10. The electronic device of claim 1, wherein the execution of the instructions causes the electronic device to increase the resolution of the image by performing a plurality of iterations of the determining of the first spectrum for the image to the generating of the HR image a predetermined number of iterations, wherein the generated HR image of an iteration is the image of a subsequent iteration.

11. A processor-implemented method comprising:

determining a first spectrum comprising a plurality of frequency components for an image containing noise determined at each of a plurality of levels by transforming the image into a frequency domain at the plurality of levels;

determining a plurality of tokens for a plurality of patches by segmenting the first spectrum into the plurality of patches and encoding the plurality of patches based on positions of corresponding patches;

denoising the plurality of tokens based on the image;

determining a second spectrum obtained by denoising the first spectrum, based on the plurality of denoised tokens; and

generating a high-resolution (HR) image with an increased resolution of the image by inversely transforming the second spectrum into a spatial domain at the plurality of levels.

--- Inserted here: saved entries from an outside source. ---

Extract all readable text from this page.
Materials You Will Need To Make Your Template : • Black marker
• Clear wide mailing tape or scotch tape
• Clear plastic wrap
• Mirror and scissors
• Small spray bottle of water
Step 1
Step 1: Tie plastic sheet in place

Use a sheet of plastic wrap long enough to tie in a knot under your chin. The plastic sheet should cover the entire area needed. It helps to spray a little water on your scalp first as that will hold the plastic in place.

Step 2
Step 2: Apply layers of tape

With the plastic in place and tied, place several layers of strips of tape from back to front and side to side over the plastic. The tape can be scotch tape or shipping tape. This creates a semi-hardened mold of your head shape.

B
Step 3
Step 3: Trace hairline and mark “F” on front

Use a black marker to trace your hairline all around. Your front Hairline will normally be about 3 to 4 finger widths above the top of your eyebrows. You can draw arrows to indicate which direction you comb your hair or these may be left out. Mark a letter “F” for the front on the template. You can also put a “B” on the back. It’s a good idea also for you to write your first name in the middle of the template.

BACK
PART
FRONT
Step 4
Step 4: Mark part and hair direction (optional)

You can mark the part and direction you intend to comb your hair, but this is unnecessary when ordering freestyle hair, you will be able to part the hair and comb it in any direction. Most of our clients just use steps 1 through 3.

12. The method of claim 11, wherein the determining of the first spectrum comprises:

performing a wavelet transform on the image at a first level among the plurality of levels; and

performing a wavelet transform on a low-frequency component determined through the wavelet transform at a previous level of a corresponding level, at each of remaining levels among the plurality of levels, excluding the first level.

13. The method of claim 11, wherein the plurality of patches comprises a patch representing a low-frequency component determined at a last level among the plurality of levels and patches representing high-frequency components determined at the remaining levels among the plurality of levels, excluding the last level.

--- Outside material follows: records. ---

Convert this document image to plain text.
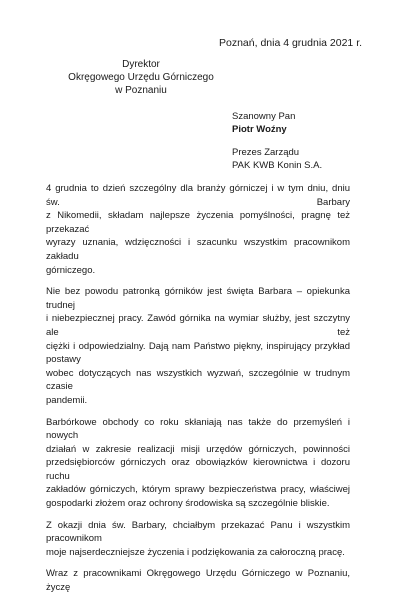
Poznań, dnia 4 grudnia 2021 r.
Dyrektor
Okręgowego Urzędu Górniczego
w Poznaniu
Szanowny Pan
Piotr Woźny
Prezes Zarządu
PAK KWB Konin S.A.

4 grudnia to dzień szczególny dla branży górniczej i w tym dniu, dniu św. Barbary
z Nikomedii, składam najlepsze życzenia pomyślności, pragnę też przekazać
wyrazy uznania, wdzięczności i szacunku wszystkim pracownikom zakładu
górniczego.

Nie bez powodu patronką górników jest święta Barbara – opiekunka trudnej
i niebezpiecznej pracy. Zawód górnika na wymiar służby, jest szczytny ale też
ciężki i odpowiedzialny. Dają nam Państwo piękny, inspirujący przykład postawy
wobec dotyczących nas wszystkich wyzwań, szczególnie w trudnym czasie
pandemii.

Barbórkowe obchody co roku skłaniają nas także do przemyśleń i nowych
działań w zakresie realizacji misji urzędów górniczych, powinności
przedsiębiorców górniczych oraz obowiązków kierownictwa i dozoru ruchu
zakładów górniczych, którym sprawy bezpieczeństwa pracy, właściwej
gospodarki złożem oraz ochrony środowiska są szczególnie bliskie.

Z okazji dnia św. Barbary, chciałbym przekazać Panu i wszystkim pracownikom
moje najserdeczniejsze życzenia i podziękowania za całoroczną pracę.

Wraz z pracownikami Okręgowego Urzędu Górniczego w Poznaniu, życzę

14. The method of claim 13, wherein the denoising of the plurality of tokens comprises:

determining a token for the image by encoding the image; and

based on the token for the image, determining a token for the patch representing the low-frequency component and tokens for the patches representing the high-frequency components.

15. The method of claim 11, wherein the determining of the second spectrum comprises sampling the plurality of tokens into a predetermined number of tokens to perform denoising by performing cross attention on the plurality of tokens.

16. The method of claim 15, wherein the determining of the second spectrum comprises:

determining the plurality of denoised tokens by performing grid-sampling on the sampled tokens; and

determining the second spectrum based on the plurality of denoised tokens using a fully connected layer.

17. The method of claim 11, wherein the denoising of the plurality of tokens comprises denoising the plurality of tokens using a decoder comprising a plurality of diffusion transformer (DiT) blocks.

18. The method of claim 11, wherein the determining of the plurality of tokens for the plurality of patches comprises:

determining a patch size corresponding to each level based on a predetermined minimum patch size and each level number of the plurality of levels; and

segmenting each level of the first spectrum into the plurality of patches according to the corresponding patch size.

19. The method of claim 11, wherein the determining of the plurality of tokens comprises encoding the plurality of patches based on a level number for a corresponding patch for each of the patches, a position of the corresponding patch within a corresponding level of the first spectrum, a position of the corresponding patch on a vertical axis, and a position of the corresponding patch on a horizontal axis.

20. A processor-implemented method comprising:

generating, using a wavelet transform, a low-frequency component and a high-frequency component of an image;

performing, based on a low-resolution (LR) image, denoising on tokens respectively corresponding to the low-frequency component and the high-frequency component;

generating, based on the denoised tokens, a low-frequency component and a high-frequency component of a high-resolution (HR) image; and

generating, using an inverse wavelet transform, the HR image based on the low-frequency component and the high-frequency component of the HR image.